In fact, one of their studies relied entirely on these freely available data, allowing the team to pen the first pages of what they see as an evolutionary ‘rulebook’ for cancer.
Adding more pieces to the puzzle
So, should we just make do with the data we have now? Or continue reading the genetic code of more and more tumours and make the jigsaw even bigger?
This is a key question for McGranahan – and the answer is probably both. “I think more data will yield more results,” he says. “But, equally, the data that is available hasn’t been explored to its full potential. We are probably only scratching the surface.”
The ICGC has recently stopped collecting new sequencing data. It’s shifting into a new phase, with a more clinical focus.
“We’ve got a pretty good catalogue of the genetic changes found in cancer through the original ICGC and the TCGA,” says Fitzgerald. “But we now need to leverage that information to improve outcomes for patients.”

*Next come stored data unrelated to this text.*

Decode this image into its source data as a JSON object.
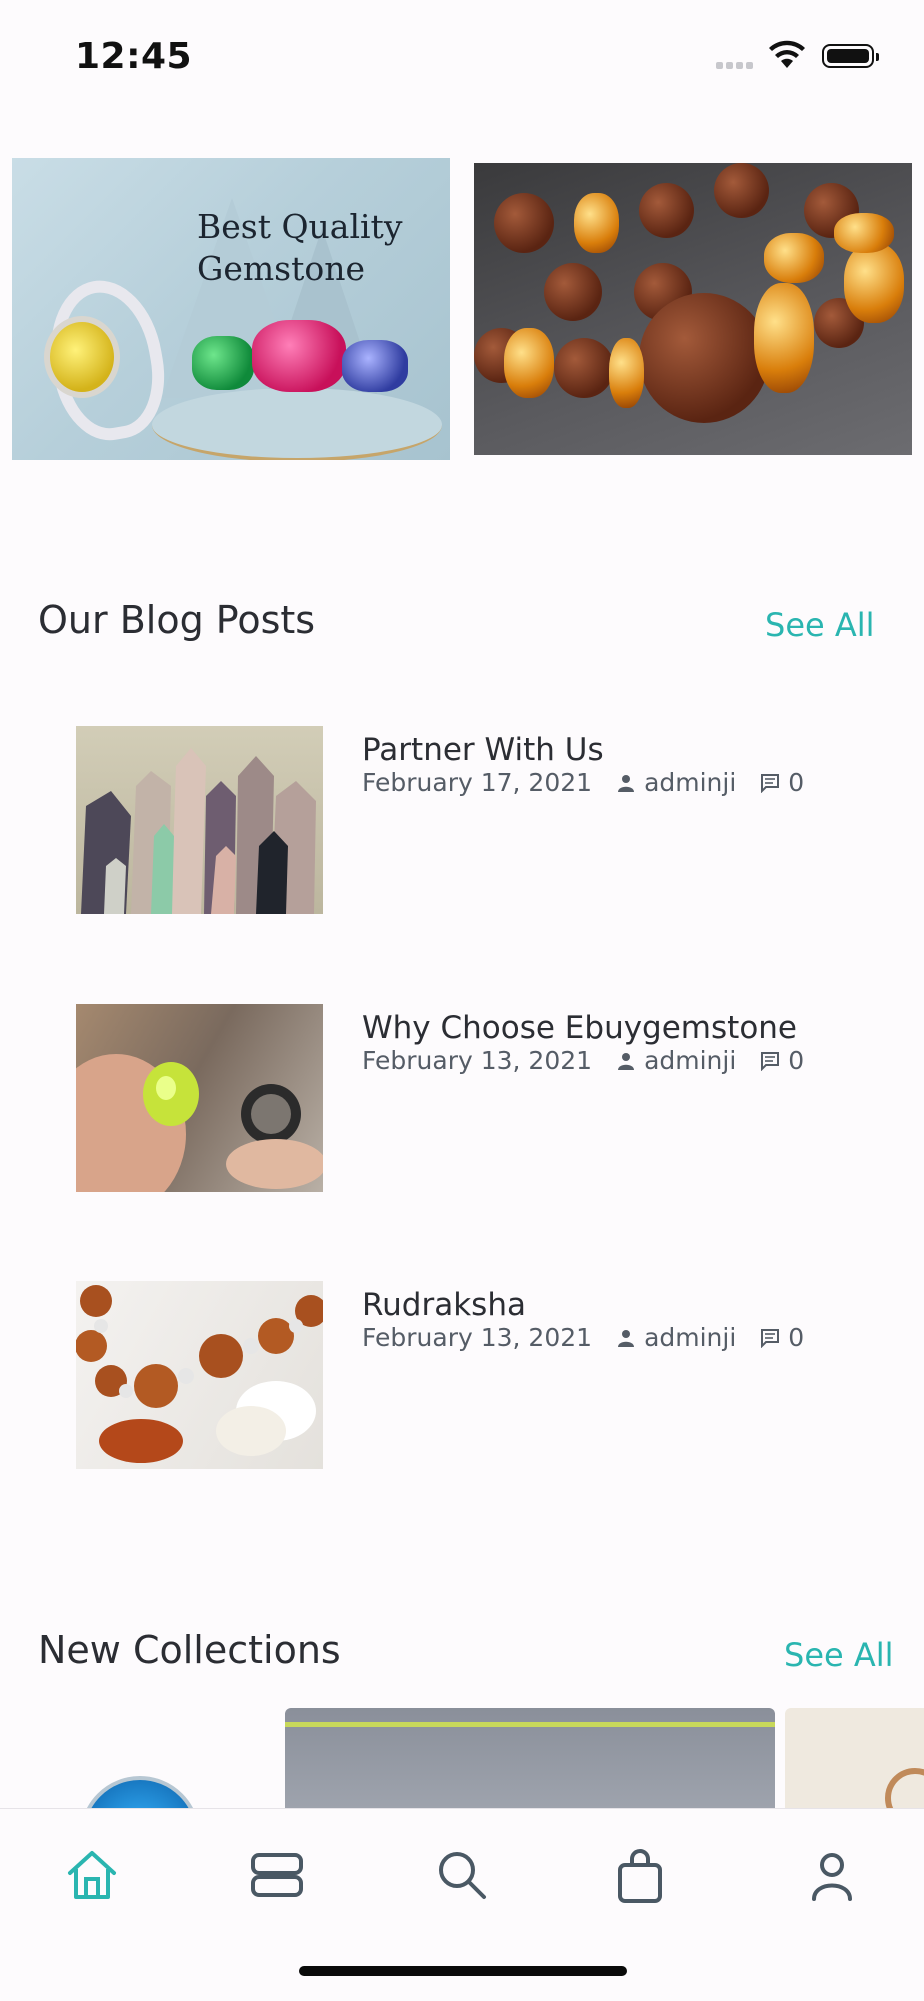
{
  "status_bar": {
    "time": "12:45"
  },
  "banners": [
    {
      "title_line1": "Best Quality",
      "title_line2": "Gemstone"
    },
    {
      "title_line1": "",
      "title_line2": ""
    }
  ],
  "blog": {
    "title": "Our Blog Posts",
    "see_all": "See All",
    "posts": [
      {
        "title": "Partner With Us",
        "date": "February 17, 2021",
        "author": "adminji",
        "comments": "0"
      },
      {
        "title": "Why Choose Ebuygemstone",
        "date": "February 13, 2021",
        "author": "adminji",
        "comments": "0"
      },
      {
        "title": "Rudraksha",
        "date": "February 13, 2021",
        "author": "adminji",
        "comments": "0"
      }
    ]
  },
  "collections": {
    "title": "New Collections",
    "see_all": "See All"
  },
  "tab_bar": {
    "items": [
      {
        "icon": "home-icon",
        "active": true
      },
      {
        "icon": "categories-icon",
        "active": false
      },
      {
        "icon": "search-icon",
        "active": false
      },
      {
        "icon": "bag-icon",
        "active": false
      },
      {
        "icon": "profile-icon",
        "active": false
      }
    ],
    "active_color": "#2ab5b0",
    "inactive_color": "#4a5864"
  }
}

Instead of getting a single snapshot of a tumour from each patient, the revamped ICGC is aiming to sequence multiple samples from a patient’s tumour over time and combine this with more detailed clinical information.
“We’re mainly looking at patients who are entering clinical trials, where we’d have information about a patient’s tumour and how they’ve responded to treatment,” says Fitzgerald.
This could help researchers ask questions about which targeted medicines could benefits patients with particular faults in their tumour DNA, for example. Or which faults determine how someone will respond to chemotherapy.
Making the pieces fit
Datasets like the ICGC and TCGA have blown the field wide open, allowing researchers to answer questions about tumour biology that wouldn’t have been possible before.
“It wasn’t that long ago that we only had a handful of sequenced tumours to analyse,” says McGranahan. “You could learn a lot about those samples, but you couldn’t understand how relevant the findings were to other cancers.”
“The fact that you have 10,000 tumours to explore, and it’s all publicly available data, is pretty incredible.”
And it’s not just the data that has driven progress.
“I’ve met all sorts of people through the ICGC in different scientific disciplines who I would never have met otherwise,” says Fitzgerald. “It’s led to some new collaborations and shared ways of doing things. That’s one of the best things about an international project of this kind.”